10.Total body water percentage and 3rd space water are novel risk factors for training-related lower extremity muscle injuries in young males
Liang CHEN ; Ke-Xing JIN ; Jing YANG ; Jun-Jie OUYANG ; Han-Gang CHEN ; Si-Ru ZHOU ; Xiao-Qing LUO ; Mi LIU ; Liang KUANG ; Yang-Li XIE ; Yan HU ; Lin CHEN ; Zhen-Hong NI ; Xiao-Lan DU
Chinese Journal of Traumatology 2024;27(3):168-172
Purpose::To identify the risk factors for training-related lower extremity muscle injuries in young males by a non-invasive method of body composition analysis.Methods::A total of 282 healthy young male volunteers aged 18 -20 years participated in this cohort study. Injury location, degree, and injury rate were adjusted by a questionnaire based on the overuse injury assessment methods used in epidemiological studies of sports injuries. The occurrence of training injuries is monitored and diagnosed by physicians and treated accordingly. The body composition was measured using the BodyStat QuadScan 4000 multifrequency Bio-impedance system at 5, 50, 100 and 200 kHz to obtain 4 impedance values. The Shapiro-Wilk test was used to check whether the data conformed to a normal distribution.
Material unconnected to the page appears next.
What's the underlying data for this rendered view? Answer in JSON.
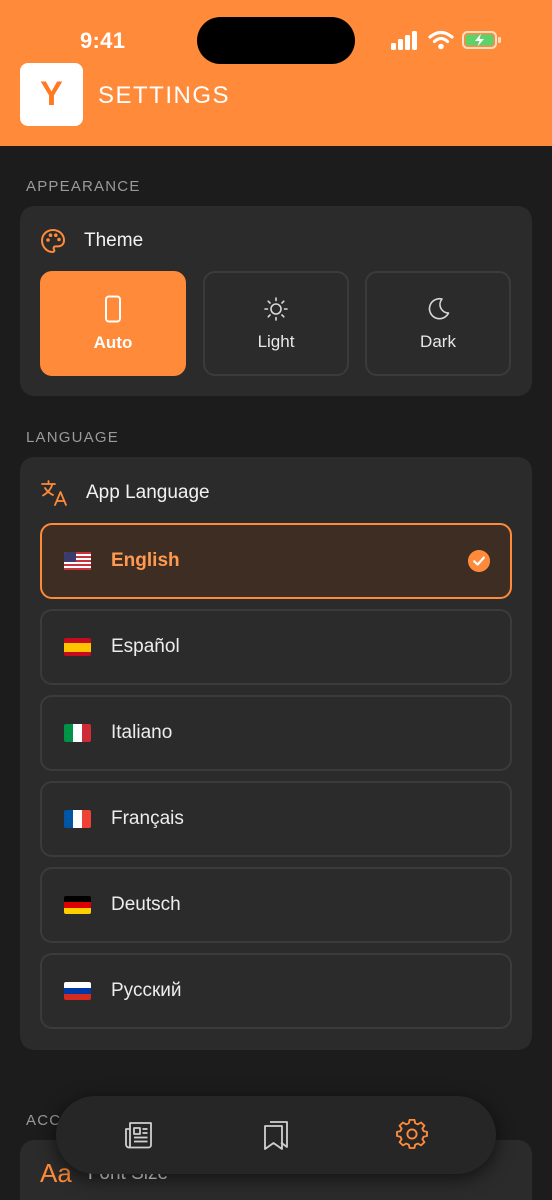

Data of normal distribution were shown as mean ± SD and analyzed by t-test, while those of non-normal distribution were shown as median (Q 1, Q 3) and analyzed by Wilcoxon rank sum test. The receiver operator characteristic curve and logistic regression analysis were performed to investigate risk factors for developing training-related lower extremity injuries and accuracy. Results::Among the 282 subjects, 78 (27.7%) developed training injuries. Lower extremity training injuries revealed the highest incidence, accounting for 23.4% (66 cases). These patients showed higher percentages of lean body mass ( p = 0.001), total body water (TBW, p=0.006), extracellular water ( p=0.020) and intracellular water ( p=0.010) as well as a larger ratio of basal metabolic rate/total weight ( p=0.006), compared with those without lower extremity muscle injuries. On the contrary, the percentage of body fat ( p=0.001) and body fat mass index ( p=0.002) were lower. Logistic regression analysis showed that TBW percentage > 65.35% ( p=0.050, odds ratio =3.114) and 3rd space water > 0.95% ( p=0.045, odds ratio =2.342) were independent risk factors for lower extremity muscle injuries. Conclusion::TBW percentage and 3rd space water measured with bio-impedance method are potential risk factors for predicting the incidence of lower extremity muscle injuries in young males following training.